Publicado: junio 22, 2026, 1:24 pm
El recinto deportivo Madison Square Garden, ubicado en Nueva York (Estados Unidos), utiliza reconocimiento facial para controlar quién entra a las instalaciones. Gracias al sistema biométrico, los empleados y asistentes pueden acceder sin contacto físico y en menos de un segundo al escanear sus rostros en los tornos, sin embargo, esta tecnología ha puesto en jaque la seguridad de miles de personas porque podría haberse producido una de violaciones de privacidad «más preocupantes del año».
Un informe compartido por el diario 404 Media informa que el grupo de ciberdelincuentes ShinyHunters ha publicado un gran cantidad de datos supuestamente robados a Madison Square Garden, después de que la compañía incumpliera el plazo para el pago del rescate. Acorde a la información publicada, la filtración incluye registros de reconocimiento facial, información de clientes, evaluaciones de seguridad internas y otros datos confidenciales relacionados con millones de visitantes.
A diferencia de la mayoría de las filtraciones que involucran contraseñas e información financiera, esta situación es mucho más preocupante porque supone información relacionada con cómo se monitoreaba e identificaba a las personas en espacios físicos.
Esta supuesta filtración preocupa a multitud de personas
Durante años, el programa de reconocimiento facial de Madison Square Garden ha estado rodeado de polémica. El medio Digital Trends informa que la empresa ha desplegado esta tecnología en todos sus recintos para identificar a los visitantes y, en algunos casos, aplicar políticas que han sido cuestionadas por defensores de la privacidad y organismos reguladores. Sin embargo, los críticos han advertido repetidamente que la acumulación de grandes volúmenes de datos biométricos convierte a estos sistemas en un objetivo especialmente atractivo para los ciberdelincuentes.

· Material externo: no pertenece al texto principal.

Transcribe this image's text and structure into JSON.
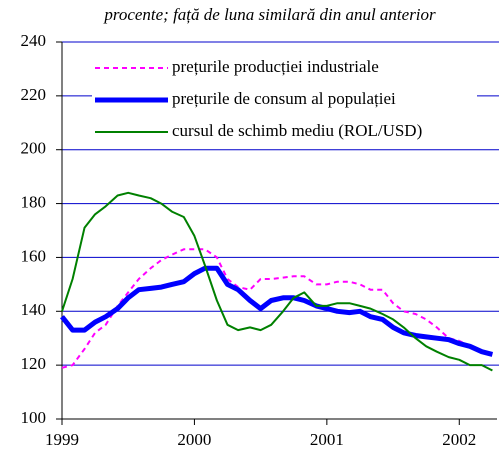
{
  "chart_data": {
    "type": "line",
    "subtitle": "procente; față de luna similară din anul anterior",
    "x": [
      1999,
      1999.08,
      1999.17,
      1999.25,
      1999.33,
      1999.42,
      1999.5,
      1999.58,
      1999.67,
      1999.75,
      1999.83,
      1999.92,
      2000,
      2000.08,
      2000.17,
      2000.25,
      2000.33,
      2000.42,
      2000.5,
      2000.58,
      2000.67,
      2000.75,
      2000.83,
      2000.92,
      2001,
      2001.08,
      2001.17,
      2001.25,
      2001.33,
      2001.42,
      2001.5,
      2001.58,
      2001.67,
      2001.75,
      2001.83,
      2001.92,
      2002,
      2002.08,
      2002.17,
      2002.25
    ],
    "series": [
      {
        "name": "prețurile producției industriale",
        "color": "#ff00ff",
        "dash": true,
        "width": 2,
        "values": [
          119,
          120,
          126,
          132,
          135,
          142,
          147,
          152,
          156,
          159,
          161,
          163,
          163,
          163,
          160,
          152,
          149,
          148,
          152,
          152,
          152.5,
          153,
          153,
          150,
          150,
          151,
          151,
          150,
          148,
          148,
          143,
          140,
          139,
          137,
          134,
          130,
          129,
          127,
          125,
          124
        ]
      },
      {
        "name": "prețurile de consum al populației",
        "color": "#0000ff",
        "dash": false,
        "width": 5,
        "values": [
          138,
          133,
          133,
          136,
          138,
          141,
          145,
          148,
          148.5,
          149,
          150,
          151,
          154,
          156,
          156,
          150,
          148,
          144,
          141,
          144,
          145,
          145,
          144,
          142,
          141,
          140,
          139.5,
          140,
          138,
          137,
          134,
          132,
          131,
          130.5,
          130,
          129.5,
          128,
          127,
          125,
          124
        ]
      },
      {
        "name": "cursul de schimb mediu (ROL/USD)",
        "color": "#008000",
        "dash": false,
        "width": 2,
        "values": [
          140,
          152,
          171,
          176,
          179,
          183,
          184,
          183,
          182,
          180,
          177,
          175,
          168,
          157,
          144,
          135,
          133,
          134,
          133,
          135,
          140,
          145,
          147,
          142,
          142,
          143,
          143,
          142,
          141,
          139,
          137,
          134,
          130,
          127,
          125,
          123,
          122,
          120,
          120,
          118
        ]
      }
    ],
    "xlim": [
      1999,
      2002.3
    ],
    "xticks": [
      1999,
      2000,
      2001,
      2002
    ],
    "ylim": [
      100,
      240
    ],
    "yticks": [
      100,
      120,
      140,
      160,
      180,
      200,
      220,
      240
    ],
    "grid": true,
    "grid_color": "#0000cc"
  }
}
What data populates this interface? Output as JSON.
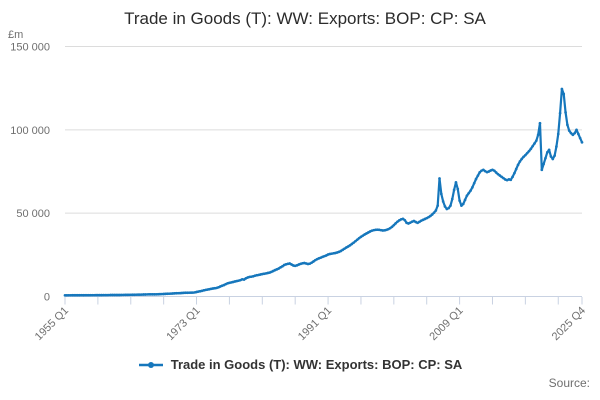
{
  "title": "Trade in Goods (T): WW: Exports: BOP: CP: SA",
  "legend": {
    "label": "Trade in Goods (T): WW: Exports: BOP: CP: SA"
  },
  "source_label": "Source:",
  "colors": {
    "line": "#1677bc",
    "gridline": "#dcdcdc",
    "axis": "#c9d2e2",
    "tick_text": "#6f6f6f",
    "title_text": "#2b2b2b"
  },
  "chart_data": {
    "type": "line",
    "title": "Trade in Goods (T): WW: Exports: BOP: CP: SA",
    "ylabel_unit": "£m",
    "ylim": [
      0,
      150000
    ],
    "grid": "horizontal-only",
    "legend_position": "bottom-center",
    "y_ticks": [
      {
        "value": 150000,
        "label": "150 000"
      },
      {
        "value": 100000,
        "label": "100 000"
      },
      {
        "value": 50000,
        "label": "50 000"
      },
      {
        "value": 0,
        "label": "0"
      }
    ],
    "x_frequency": "quarterly",
    "x_start": "1955 Q1",
    "x_end": "2025 Q4",
    "x_tick_labels": [
      "1955 Q1",
      "1973 Q1",
      "1991 Q1",
      "2009 Q1",
      "2025 Q4"
    ],
    "x_tick_quarter_index": [
      0,
      72,
      144,
      216,
      283
    ],
    "x_minor_tick_quarter_index": [
      0,
      18,
      36,
      54,
      72,
      90,
      108,
      126,
      144,
      162,
      180,
      198,
      216,
      234,
      252,
      270,
      283
    ],
    "series": [
      {
        "name": "Trade in Goods (T): WW: Exports: BOP: CP: SA",
        "values": [
          700,
          710,
          720,
          715,
          730,
          745,
          750,
          760,
          770,
          775,
          765,
          780,
          780,
          775,
          785,
          790,
          795,
          805,
          815,
          830,
          845,
          850,
          860,
          855,
          870,
          880,
          890,
          900,
          905,
          915,
          920,
          930,
          950,
          970,
          990,
          1010,
          1020,
          1040,
          1060,
          1090,
          1120,
          1140,
          1160,
          1180,
          1210,
          1240,
          1260,
          1280,
          1290,
          1280,
          1300,
          1340,
          1420,
          1470,
          1520,
          1570,
          1640,
          1700,
          1760,
          1820,
          1890,
          1950,
          2000,
          2040,
          2120,
          2180,
          2230,
          2270,
          2300,
          2320,
          2360,
          2450,
          2700,
          2950,
          3150,
          3400,
          3700,
          3950,
          4150,
          4350,
          4600,
          4800,
          4950,
          5150,
          5500,
          6000,
          6450,
          6850,
          7400,
          7900,
          8200,
          8450,
          8700,
          9000,
          9250,
          9500,
          9800,
          10300,
          10150,
          10900,
          11400,
          11750,
          11900,
          12100,
          12500,
          12750,
          12950,
          13200,
          13450,
          13650,
          13850,
          14100,
          14350,
          14800,
          15300,
          15850,
          16300,
          16800,
          17500,
          18100,
          18900,
          19300,
          19600,
          19800,
          19200,
          18600,
          18400,
          18700,
          19200,
          19600,
          19900,
          20100,
          19800,
          19500,
          19700,
          20300,
          21000,
          21800,
          22400,
          22900,
          23300,
          23800,
          24200,
          24600,
          25200,
          25500,
          25700,
          25900,
          26100,
          26400,
          26800,
          27300,
          28000,
          28700,
          29400,
          30000,
          30700,
          31500,
          32300,
          33200,
          34100,
          35000,
          35800,
          36500,
          37200,
          37800,
          38400,
          39000,
          39500,
          39800,
          40000,
          40100,
          40000,
          39800,
          39600,
          39700,
          40000,
          40400,
          41000,
          41800,
          42800,
          43900,
          44900,
          45700,
          46300,
          46600,
          45800,
          44200,
          43800,
          44300,
          44900,
          45300,
          44700,
          44200,
          44800,
          45500,
          46000,
          46500,
          47000,
          47600,
          48300,
          49200,
          50300,
          51600,
          54500,
          70800,
          61500,
          57000,
          54000,
          52500,
          53000,
          54500,
          58500,
          64000,
          68500,
          64500,
          57500,
          54500,
          55500,
          58000,
          60500,
          62000,
          63500,
          65500,
          68000,
          70500,
          72500,
          74500,
          75500,
          76000,
          75200,
          74600,
          75000,
          75600,
          76000,
          75500,
          74400,
          73400,
          72600,
          71800,
          71000,
          70200,
          69800,
          70300,
          70000,
          71800,
          74000,
          76500,
          79000,
          81000,
          82500,
          83800,
          84800,
          86000,
          87200,
          88600,
          90200,
          91800,
          93500,
          97000,
          104000,
          76000,
          79500,
          83000,
          86500,
          88000,
          84000,
          82500,
          84500,
          90000,
          97500,
          110000,
          124500,
          121500,
          110500,
          103000,
          99500,
          98000,
          97000,
          98000,
          100000,
          97500,
          95000,
          92500
        ]
      }
    ]
  }
}
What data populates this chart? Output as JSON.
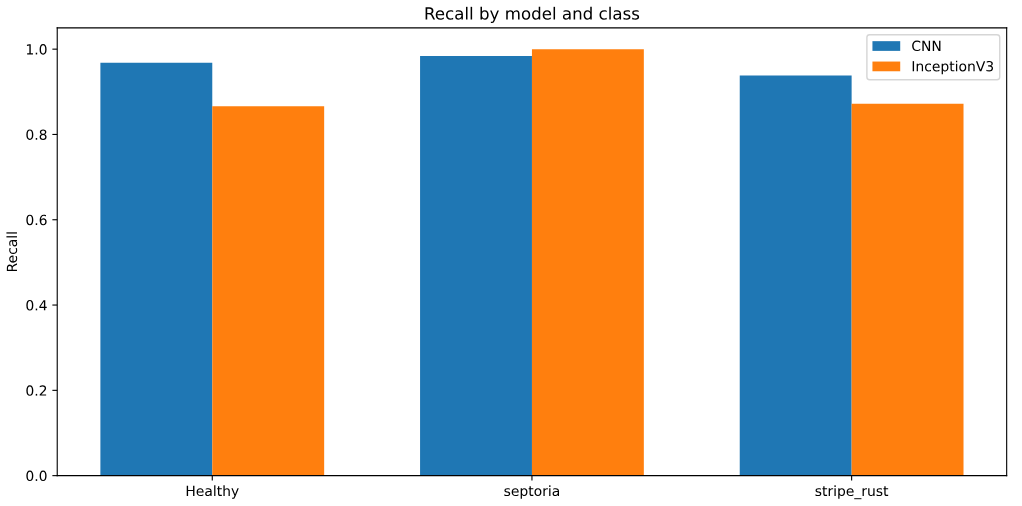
{
  "chart_data": {
    "type": "bar",
    "title": "Recall by model and class",
    "ylabel": "Recall",
    "categories": [
      "Healthy",
      "septoria",
      "stripe_rust"
    ],
    "series": [
      {
        "name": "CNN",
        "color": "#1f77b4",
        "values": [
          0.968,
          0.984,
          0.938
        ]
      },
      {
        "name": "InceptionV3",
        "color": "#ff7f0e",
        "values": [
          0.866,
          1.0,
          0.872
        ]
      }
    ],
    "ylim": [
      0,
      1.05
    ],
    "yticks": [
      {
        "value": 0,
        "label": "0.0"
      },
      {
        "value": 0.2,
        "label": "0.2"
      },
      {
        "value": 0.4,
        "label": "0.4"
      },
      {
        "value": 0.6,
        "label": "0.6"
      },
      {
        "value": 0.8,
        "label": "0.8"
      },
      {
        "value": 1.0,
        "label": "1.0"
      }
    ],
    "legend": "top right",
    "grid": false
  }
}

Ahora, la aparente filtración parece reforzar esas preocupaciones. Según diversos informes, los archivos comprometidos contienen datos de seguimiento biométrico, evaluaciones internas de riesgos, información utilizada para verificaciones de antecedentes y registros de asistentes a los eventos. Además, el conjunto de datos incluiría correspondencia con clientes, entre ella mensajes de visitantes que expresaban su preocupación por posibles errores de identificación por parte de los sistemas de reconocimiento facial. Por lo tanto, de confirmarse, esto implicaría que las quejas sobre las prácticas de vigilancia se almacenaban junto con los propios datos recopilados mediante dichos sistemas.
La filtración todavía no se ha confirmado
Este incidente reaviva el debate sobre los riesgos inherentes a los sistemas de vigilancia y la protección de los datos biométricos, ya que, cuanto más datos se recopilan, mayor es el riesgo y más atractivo resulta para los ciberdelincuentes.
No obstante, por ahora, «muchos detalles siguen sin estar claros» porque «el alcance total de los registros filtrados no ha sido verificado de forma independiente y Madison Square Garden no ha confirmado públicamente la magnitud de la filtración«.